= Soldiers of the Sea =

1939 film by Frederic Ullman Jr.

The film

Soldiers of the Sea is a 1939 RKO-Pathe News two-reeler short subject narrative featuring the United States Marine Corps.

It was produced by Frederic Ullman Jr. and supervised by Frank Donovan. Through narration and film footage, the film shows and tells the history, mission statement, capabilities, equipment, and training of the United States Marines. Its musical score was provided by the United States Marine Band.

It was shown alongside feature films such as Five Came Back.

Many sequences of the film were used in RKO's Victor McLaglen and Edmund Lowe's 1941 comedy Call Out the Marines.

==Subject matter==
The film begins with an aerial view of Marine Corps Recruit Depot San Diego. Recruit Training and the Sea School of the Marines are shown along with sequences of rowing whaleboats, foot drill and bayonet fighting conducted by Lieutenant Colonel Anthony J. Drexel Biddle.
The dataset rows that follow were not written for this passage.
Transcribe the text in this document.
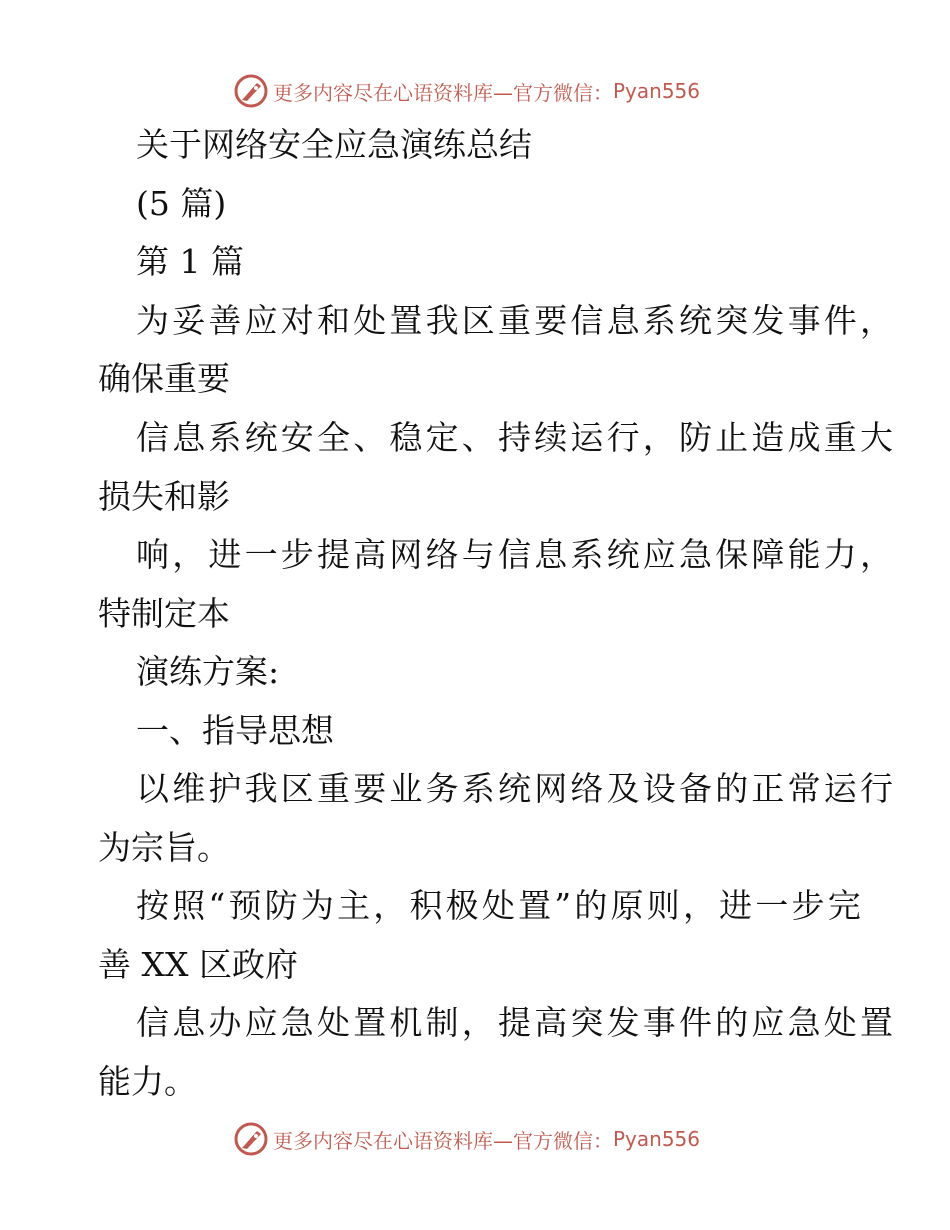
更多内容尽在心语资料库—官方微信： Pyan556
关于网络安全应急演练总结
(5 篇)
第 1 篇
为妥善应对和处置我区重要信息系统突发事件，
确保重要
信息系统安全、稳定、持续运行，防止造成重大
损失和影
响，进一步提高网络与信息系统应急保障能力，
特制定本
演练方案:
一、指导思想
以维护我区重要业务系统网络及设备的正常运行
为宗旨。
按照“预防为主，积极处置”的原则，进一步完
善 XX 区政府
信息办应急处置机制，提高突发事件的应急处置
能力。
更多内容尽在心语资料库—官方微信： Pyan556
Marines are shown on shooting ranges firing M1903 Springfield rifles and M1917 Browning machine guns. The machine gunners are shown firing at targets on the range held up by a visible Marine laying downrange of the weapon and an officer walking up to the firing weapon holding the target in his hand as the machine gun bullets hit it.

United States Marine Corps Aviation is featured with scenes of the VMF-2 squadron of Grumman F3F biplanes accompanied by narration of its increasing role and importance after the years.

The roles of Marines on the U.S. Navy's capital ships are discussed with scenes of a ship's detachment on an aircraft carrier.

The Fleet Marine Force is seen conducting an amphibious warfare landing operation. In addition to their portable 75mm M116 howitzers, the landing force has communications specialists calling for naval gunfire support from offshore ships as well as the onshore artillery by radio and flag semaphore. The advancing Marines demonstrate their expertise in military camouflage and chemical warfare.

The film ends with an inspection of the 6th Marine Regiment by Commandant of the Marine Corps Major General Thomas Holcomb and a military parade of the 2nd Marine Brigade featuring antiaircraft searchlights and guns.

==Availability==
The short is a feature of the DVD The Crucible: Making Marines for the 21st Century.